– Спасибо вам, дорогой Леонид Ильич, за поддержку.
Внезапно губернатор вскидывается, как молодой конь, расталкивает чиновников, чеканным шагом направляется ко мне, хватает мою руку и крепко-крепко жмёт её.
– Поздравляю! – говорит он.
– Всегда! – рапортую я.
– Что это было? – спросил я у председательницы, когда мы пошли отмечать успешное создание новой структуры.
– Наверное, магия имени, – ответила она. – Все мы из того времени.
Швейцарское пиво
– Скажи-ка, Вася, ведь не даром, – говорю я Васе, и Вася понимающе кивает и запевает:
– Ох, не да-ро-ом, ох, ох не да-ро-ом, – чем меня немало удивляет: эта песня про русскую красавицу, от которой меня тошнит с юности, по возрасту никак не должна быть ему знакома.
Не хочу знать, что имел в виду Вася, но я намекал на бонус, который он получил за победу. Наши электронщики разработали продвинутый блок, а Васе удалось убедить заказчика включить в состав своего изделия именно наше устройство. Какие аргументы Вася применял, только ли технические, – это на его совести, но, когда комплексные испытания самолёта завершатся, наш блок навсегда останется в составе изделия, и конкуренты не смогут его заменить, разве только сертифицировать весь самолёт заново, что нереально.
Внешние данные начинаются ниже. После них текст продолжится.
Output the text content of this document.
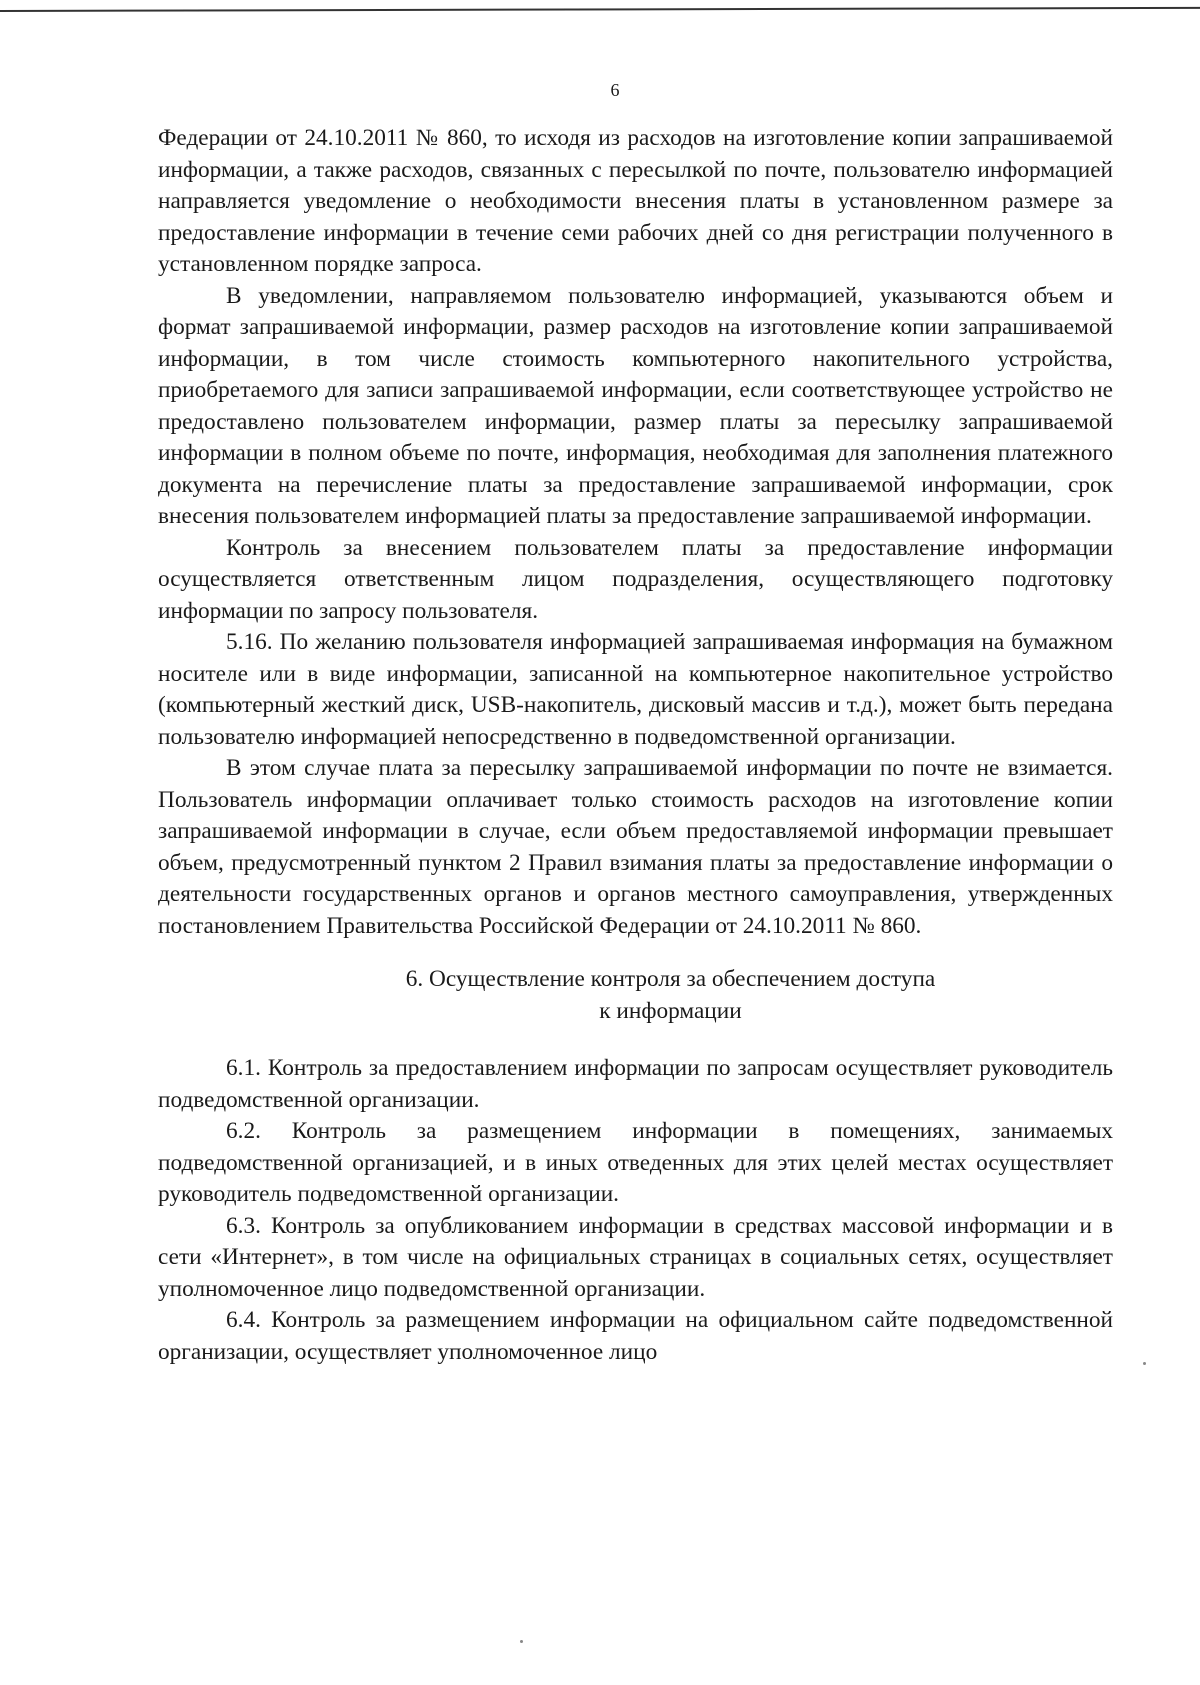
6

Федерации от 24.10.2011 № 860, то исходя из расходов на изготовление копии запрашиваемой информации, а также расходов, связанных с пересылкой по почте, пользователю информацией направляется уведомление о необходимости внесения платы в установленном размере за предоставление информации в течение семи рабочих дней со дня регистрации полученного в установленном порядке запроса.

В уведомлении, направляемом пользователю информацией, указываются объем и формат запрашиваемой информации, размер расходов на изготовление копии запрашиваемой информации, в том числе стоимость компьютерного накопительного устройства, приобретаемого для записи запрашиваемой информации, если соответствующее устройство не предоставлено пользователем информации, размер платы за пересылку запрашиваемой информации в полном объеме по почте, информация, необходимая для заполнения платежного документа на перечисление платы за предоставление запрашиваемой информации, срок внесения пользователем информацией платы за предоставление запрашиваемой информации.

Контроль за внесением пользователем платы за предоставление информации осуществляется ответственным лицом подразделения, осуществляющего подготовку информации по запросу пользователя.

5.16. По желанию пользователя информацией запрашиваемая информация на бумажном носителе или в виде информации, записанной на компьютерное накопительное устройство (компьютерный жесткий диск, USB-накопитель, дисковый массив и т.д.), может быть передана пользователю информацией непосредственно в подведомственной организации.

В этом случае плата за пересылку запрашиваемой информации по почте не взимается. Пользователь информации оплачивает только стоимость расходов на изготовление копии запрашиваемой информации в случае, если объем предоставляемой информации превышает объем, предусмотренный пунктом 2 Правил взимания платы за предоставление информации о деятельности государственных органов и органов местного самоуправления, утвержденных постановлением Правительства Российской Федерации от 24.10.2011 № 860.

6. Осуществление контроля за обеспечением доступа
к информации

6.1. Контроль за предоставлением информации по запросам осуществляет руководитель подведомственной организации.

6.2. Контроль за размещением информации в помещениях, занимаемых подведомственной организацией, и в иных отведенных для этих целей местах осуществляет руководитель подведомственной организации.

6.3. Контроль за опубликованием информации в средствах массовой информации и в сети «Интернет», в том числе на официальных страницах в социальных сетях, осуществляет уполномоченное лицо подведомственной организации.

6.4. Контроль за размещением информации на официальном сайте подведомственной организации, осуществляет уполномоченное лицо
Мы сидим на борту парома из Петербурга в Хельсинки. Компания успешно завершила год, и мы таким путём отмечаем предстоящие новогодние праздники.
Шведский стол в корабельном ресторане, с его копчёным лососем и красным вином, с красной икрой, которую рекомендуют есть в сочетании с луком и сметаной, сделал всех ленивыми и добродушными. В таких случаях тянет на охотничьи рассказы, и Вася, мой постоянный собеседник в долгих путешествиях, держа бокал с красным вином за ножку и разглядывая на свет, подал мяч:
– В Советском Союзе красное вино пили?
Я усмехнулся:
– Только те, кто выёживался. «Бычья кровь» и «Гымза» – нормальный человек пить не станет: горькое и кислое.
– А что же пили?
– В школе – портвейн «три семёрки». «Девушка, дайте шесть семёрок, пожалуйста!» В институте – водку, а кто побогаче – коньяк. Настоящее сухое я впервые распробовал в Цюрихе.
– В Цюрихе? Расскажите, я ещё там не был!
– Ну, слушай тогда. Шеф взял меня с собой в качестве толмача, покупать оборудование. А директор завода дал шефу задание передать привет некоему иранскому бизнесмену со странным именем Сассон, у которого с нашим заводом были какие-то контракты. И ещё директор сказал шефу, что иранец даст счёт на любую сумму, чтобы можно было списать дополнительную валюту на командировочные расходы. Когда с основными делами определились, шеф велел позвонить Сассону. Тот был очень любезен, пригласил в пятницу вечером к себе домой и даже предложил подхватить нас из гостиницы.
– Вы по-английски разговаривали? – спрашивает наш новый сотрудник Родион.
– На фарси.
– Правда, на фарси? – Глаза Родиона расширяются.
– Да на английском, ну что ты, как маленький! – осаживает его Вася.
– А почему, если он иранец, у него дом в Цюрихе?
– Богатый иранец, – говорит за меня Вася. Я молча солидаризируюсь.
– Ну, так вот, в пятницу я оделся получше, а именно в джинсы и кроссовки. Это были мои первые фирменные джинсы, хотя мне было уже к сорока годам. В юности на меня джинсов было не достать: фарцовщики привозили только ходовые размеры, на худых. Ну, а к джинсам, я слышал, полагаются кроссовки, которые продавались в том же шопинг-центре. К вечеру жара спала, стало темнеть, и тут нарисовался Сассон со своим «мерседесом».
– Это какой «мерседес»? – спрашивают оба моих собеседника чуть не хором.